Sunday, 25 March 2012

"Si Atang dan Gunung Ajaib" (Peringkat 8 Nasional LMCR Diknas 2011)

SI ATANG DAN GUNUNG AJAIB

Karya: Zuhrotus Syarifah (Siswa Kelas IX.A MTsN Sumberagung)

“Kenapa aku harus terlahir dengan kelebihan seperti ini?” Atang merengut memandang sekumpulan bebek-bebek di sawah yang asyik membicarakannya. Sejak kecil Atang sadar bahwa ia memiliki kelebihan. Ia bisa mendengar dan mengerti bahasa makhluk lain selain manusia. Bahkan ia bisa mendengar apa yang mereka pikirkan meski tidak mengucapkannya. Tak banyak orang menyadari kelebihannya itu. Ia sendiri memang tak pernah menyampaikannya pada orang lain. Ia membiarkan segala macam julukan orang berlalu begitu saja. Dari anggapan ia seperti orang gila, kawanan hantu, sampai manusia ajaib pun tak digubrisnya.

“Hei, kau sudah makan belum? Ayo makan bersama kami.” Seketika Atang menoleh ke arah bebek-bebek itu. Mulutnya merengut. Memangnya ia hewan apa, jelek-jelek begini ia manusia tulen, pikirnya.

“Hei, kalau merengut tambah jelek lho. Sudah jelek malah makin jelek. Ha...ha...ha...” Bebek-bebek itu manjadi semakin riang bergunjing, menertawakannya.

“Ah.... sudah. Diam! Berisik!” Atang marah. Bebek-bebek itu terdiam, tak ada yang bersuara, tapi masih saja Atang mendengar pikiran dari salah satu bebek itu. “Alah...begitu saja marah.”

Tak tahan, Atang bangkit lalu berjalan ke arah gunung. Ia berhenti di tempat di mana ia bisa duduk sambil memandang lepas ke arah gunung itu. Gunung itu begitu tinggi menjulang, kokoh, berkuasa, dan tak kurang suatu apa pun. Gunung memiliki segalanya, aura, panorama, makhluk-makhluk yang mencintainya, dan juga kekayaan yang melimpah ruah. Sementara ia, anak yang miskin, kurus, dekil, dan hampir dibuat gila oleh kelebihan yang dimilikinya.

Atang mendasah lelah. Sebenarnya ini anugerah, tapi ia bingung dan merasa menjadi orang aneh yang berbeda dengan anak lainnya. Atang berpikir keras, ia selalu ingin bisa membantu memajukan desanya. Para penduduk di desanya sangat miskin dan tertinggal. Sebenarnya mereka layak mendapatkan penghidupan yang setara dengan masyarakat lainnya. Tapi entah mengapa desanya selalu saja luput dari perhatian para orang dermawan itu. Atang tak bisa berbuat apa-apa. Ia hanya seorang anak dengan kelebihan aneh. Atang jadi membenci dirinya sendiri jika mengingat hal itu.

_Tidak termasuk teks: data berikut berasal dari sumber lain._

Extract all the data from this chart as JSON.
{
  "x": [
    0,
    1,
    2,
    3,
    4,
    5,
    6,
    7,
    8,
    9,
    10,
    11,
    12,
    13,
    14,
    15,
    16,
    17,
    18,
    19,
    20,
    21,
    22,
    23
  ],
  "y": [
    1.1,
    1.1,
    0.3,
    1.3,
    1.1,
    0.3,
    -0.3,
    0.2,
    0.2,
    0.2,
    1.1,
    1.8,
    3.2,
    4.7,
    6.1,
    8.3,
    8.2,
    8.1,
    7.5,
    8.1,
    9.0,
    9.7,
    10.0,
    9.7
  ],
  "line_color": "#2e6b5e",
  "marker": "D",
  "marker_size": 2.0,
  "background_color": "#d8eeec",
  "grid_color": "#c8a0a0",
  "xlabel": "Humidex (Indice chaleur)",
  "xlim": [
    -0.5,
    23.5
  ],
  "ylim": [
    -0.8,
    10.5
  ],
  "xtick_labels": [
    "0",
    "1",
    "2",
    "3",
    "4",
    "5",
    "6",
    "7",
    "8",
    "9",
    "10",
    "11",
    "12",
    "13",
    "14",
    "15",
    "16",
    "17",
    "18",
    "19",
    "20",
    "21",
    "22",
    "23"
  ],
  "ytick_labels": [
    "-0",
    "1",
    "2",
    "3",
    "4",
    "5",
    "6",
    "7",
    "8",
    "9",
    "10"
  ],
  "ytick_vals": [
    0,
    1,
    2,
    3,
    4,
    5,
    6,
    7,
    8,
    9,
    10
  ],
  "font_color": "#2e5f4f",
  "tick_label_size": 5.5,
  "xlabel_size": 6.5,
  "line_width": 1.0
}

Ggrrrr....” terdengar suara gemuruh hampir serupa geraman. Atang kembali merengut mendengar suara aneh itu. Kali ini apa lagi, pikirnya. Mungkin di sekitarnya kini ada kerbau, babi, atau harimau yang mengerang.

“Kau seorang anak yang berhati mulia dan jujur, Atang. Tapi kau bodoh!” Kata suara itu lagi.

Apa? Bodoh? Atang tersinggung lalu berbalik. Suara hewan macam apa itu dan dimana hewan itu berada? Tak ada hewan apa pun di sekelilingnya. Atang heran dan bertanya-tanya. Mungkinkah pohon besar di sebelahnya itu?

“Jika kau pintar. Tentu kau juga tidak akan bicara sembunyi-sembunyi seperti itu. Siapa kau?” Bentak Atang marah. Akhir-akhir ini ia memang terlalu emosional.

“Aku bukan pengecut dan dari tadi aku sudah tepat berada di depanmu.”

Suara itu besar, keras, dan berkuasa. Suara apakah gerangan? Atang mengamati atas, bawah, dan jauh ke depan, tapi tak menemukan hewan apa pun di depannya. Burung-burung di pohon itu tak mungkin punya suara yang sebesar itu.

“Aku menyerah. Sekarang katakan siapa kau?” Ucap Atang dengan gaya pasrah dan mengangkat kedua tangannya tanda menyerah.

“Aku adalah gunung yang dari tadi kau pelototi.”

Atang tersenyum, oh gunung, pikirnya. Hah, gunung? Atang terlonjak kaget. Ia melongo menatap gunung yang menjulang dan bisa berbicara itu dan menggeleng-geleng tak percaya.

“Ya, ini aku. Gunung!”

Gunung ajaib, simpul Atang. Wah, ia tidak tahu kalau gunung juga bisa bicara dan turut menjadi salah satu hal ajaib dalam hidupnya. Atau mungkin Atang saja yang sudah berubah menjadi siluman sehingga juga bisa mendengar suara gunung? Atau lebih tepatnya, itu suara siluman di dalam gunung itu? Siluman yang amat besar dan mengerikan tentunya hingga bisa mengeluarkan suara seperti itu.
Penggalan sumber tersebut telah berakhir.